Gate Repair

Gate Repair Livermore

 

Keeping fences and gates in good repair is an important part of maintaining a farm, whether large or small.

 

Good fences help keep livestock safely housed: A sagging fence or gate, broken wires, and downed or loose poles may tempt animals to make a break for it—out on a busy road or into hostile territory—possibly injuring or killing themselves in the process.

 

Here are a few simple and inexpensive tips to help make fence and gate repair easier.

 

Tightening Wire with a Hammer

 

When mending a wire fence—such as tightening sagging wires or splicing broken wires back together—a fence stretcher is nice, but a simple carpenter’s hammer will also do the job. To repair a fence with broken wire, you may need to add extra wire—a short piece (one to two feet long) of smooth wire—to make your splicing task easier. The additional material gives you enough wire to loop the ends of the broken section and make a “hammer roll” to pull it tight.

 

To start the splice, make a loop in one end of the broken wire and run an additional piece of material through the loop. Place the hammer against the wire and anchor the loose end between the hammer claw. Then roll the wire around the hammer, making as many twists as necessary to get the wire very tight.

 

Once the wire is taut, untwist the hammer, leaving the wire tight where it bends. Then you can go ahead and twist the remainder of the loose ends, finishing your splice. Using the hammer this way, you can pull the wire much tighter than you can by hand, making the bend in the wire tight enough to hold until you can finish it off by wrapping it around itself.

 

Tips for Tightening and Splicing

  • Make a loop in one end of the wire and pull the other end through it.
  • Anchor the loose end between the hammer’s claw.
  • Twist the hammer so the wire wraps around it.
  • Keep twisting until the wire is as tight as you want it.
  • Untwist the hammer, leaving the wire still tight where it bends.
  • Take the hammer off the wire, leaving the tight crimp to hold the wire tight.
  • Finish the splice by wrapping the end of the wire tightly around itself.
  • Chicken Wire to Protect Wood Fences

If you have horses, you’ll find they like to chew on posts and poles, especially if they are confined in a small area. Horses that grow up in big pastures don’t develop the wood-chewing habit as readily, but if they are kept in small pastures or pens without enough room to roam or grass to graze, they almost always chew wood.
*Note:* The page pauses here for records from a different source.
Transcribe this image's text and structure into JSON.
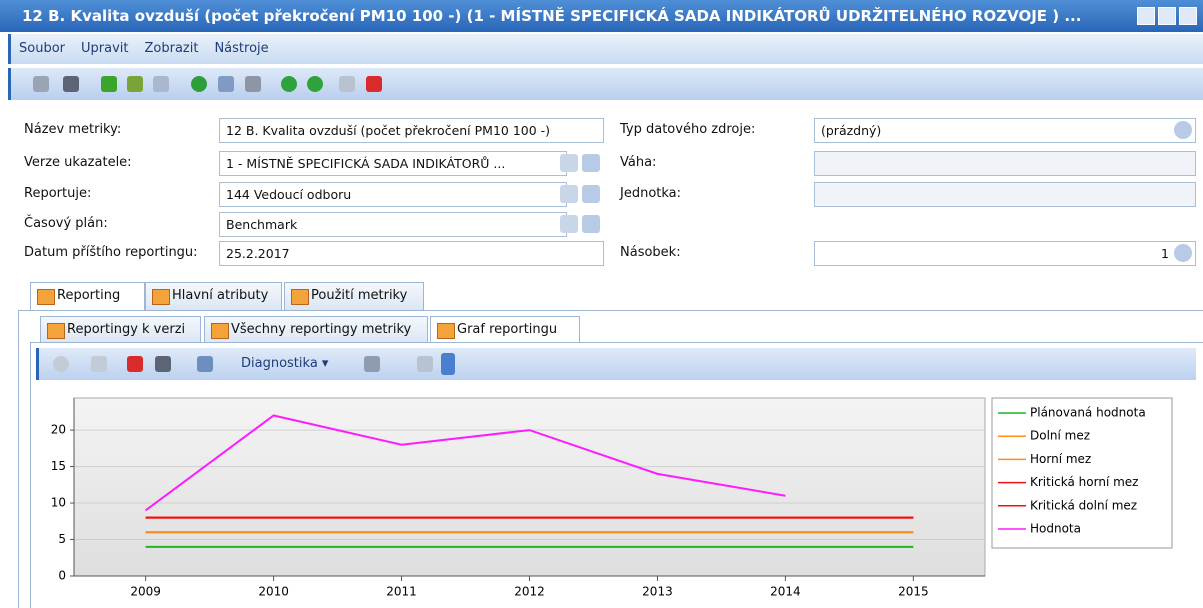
{
  "window": {
    "title": "12 B. Kvalita ovzduší (počet překročení PM10 100 -) (1 - MÍSTNĚ SPECIFICKÁ SADA INDIKÁTORŮ UDRŽITELNÉHO ROZVOJE ) ..."
  },
  "menu": [
    "Soubor",
    "Upravit",
    "Zobrazit",
    "Nástroje"
  ],
  "form": {
    "left": [
      {
        "label": "Název metriky:",
        "value": "12 B. Kvalita ovzduší (počet překročení PM10 100 -)"
      },
      {
        "label": "Verze ukazatele:",
        "value": "1 - MÍSTNĚ SPECIFICKÁ SADA INDIKÁTORŮ ..."
      },
      {
        "label": "Reportuje:",
        "value": "144 Vedoucí odboru"
      },
      {
        "label": "Časový plán:",
        "value": "Benchmark"
      },
      {
        "label": "Datum příštího reportingu:",
        "value": "25.2.2017"
      }
    ],
    "right": [
      {
        "label": "Typ datového zdroje:",
        "value": "(prázdný)"
      },
      {
        "label": "Váha:"
      },
      {
        "label": "Jednotka:"
      },
      {
        "label": "Násobek:",
        "value": 1
      }
    ]
  },
  "tabs": [
    "Reporting",
    "Hlavní atributy",
    "Použití metriky"
  ],
  "subtabs": [
    "Reportingy k verzi",
    "Všechny reportingy metriky",
    "Graf reportingu"
  ],
  "chart_toolbar": {
    "menu": "Diagnostika"
  },
  "chart_data": {
    "type": "line",
    "x": [
      2009,
      2010,
      2011,
      2012,
      2013,
      2014,
      2015
    ],
    "xlim": [
      2008.44,
      2015.56
    ],
    "xticks": [
      2009,
      2010,
      2011,
      2012,
      2013,
      2014,
      2015
    ],
    "ylim": [
      0,
      24.4
    ],
    "yticks": [
      0,
      5,
      10,
      15,
      20
    ],
    "grid": true,
    "legend": "right",
    "series": [
      {
        "name": "Plánovaná hodnota",
        "color": "#22b422",
        "values": [
          4,
          4,
          4,
          4,
          4,
          4,
          4
        ]
      },
      {
        "name": "Dolní mez",
        "color": "#ff8c1a",
        "values": [
          6,
          6,
          6,
          6,
          6,
          6,
          6
        ]
      },
      {
        "name": "Horní mez",
        "color": "#ff8c1a",
        "values": [
          6,
          6,
          6,
          6,
          6,
          6,
          6
        ]
      },
      {
        "name": "Kritická horní mez",
        "color": "#ee1111",
        "values": [
          8,
          8,
          8,
          8,
          8,
          8,
          8
        ]
      },
      {
        "name": "Kritická dolní mez",
        "color": "#ee1111",
        "values": [
          8,
          8,
          8,
          8,
          8,
          8,
          8
        ]
      },
      {
        "name": "Hodnota",
        "color": "#ff1aff",
        "values": [
          9,
          22,
          18,
          20,
          14,
          11,
          null
        ]
      }
    ]
  }
}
Some horses will ruin a good fence in a short time, eating clear through posts or poles.

However, wooden fences are usually safer for horses than barbed wire, metal posts and other types of unforgiving fence material, but they must be protected from chewing or they won’t last long. Wood preservatives and foul-tasting applications used by many horse owners to protect fences will deter some chewers, but not all. Some horses will chew wood regardless of how hard you try to discourage them. In addition to being poor deterrents, some “anti-chew” remedies are toxic—old motor oil, for instance, contains lead which is highly poisonous.

One way to keep horses away from wood fencing is to use an electric wire in conjunction with the fencing—the “hot” wire is installed inside the fence line, adequately spaced, so that horses can’t reach the wood without first getting a “zap.” This works well in pastures or large pens, but is often not advisable in a small area where horses (or people) may inadvertently bump into the hot wire—or be forced into it by overly playful or aggressive animals.

A better way to protect wood fences that enclose a pen or corral is to cover the wood with small-mesh chicken wire. To do this, use tin snips to cut the chicken wire into strips sized to completely cover the exposed portions of the wood. Posts, poles or boards in a pen or paddock can be protected this way because a horse cannot, or will not chew through the chicken wire.

The chicken wire can be stapled to a post or pole at frequent intervals so there are no loose patches or sharp protrusions—just a smooth surface that the horse can’t grab hold of. It takes quite a few staples to secure the wire properly to ensure that there are no loose edges or pieces of wire sticking out that might otherwise attract curious horses. To avoid injuries, all cut edges should be carefully tucked. Use staples that are large enough to hold securely and not pull out. Wood covered with small-mesh chicken wire is not accessible for chewing, and it is not pleasant (abrasive on the teeth) so horses tend to leave it alone. To help maintain your fencing, a non-toxic wood preservative, such as log oil, can be applied to the posts and poles periodically with a brush, even after the chicken wire is installed.

Chicken wire is inexpensive and a roll will cover a lot of fence. But your installation time will be a factor. However, when you weigh these costs against replacing poles, boards and posts—or rebuilding corrals and pens—you’ll find that chicken wire is a thrifty way to prolong the life of your wooden fences.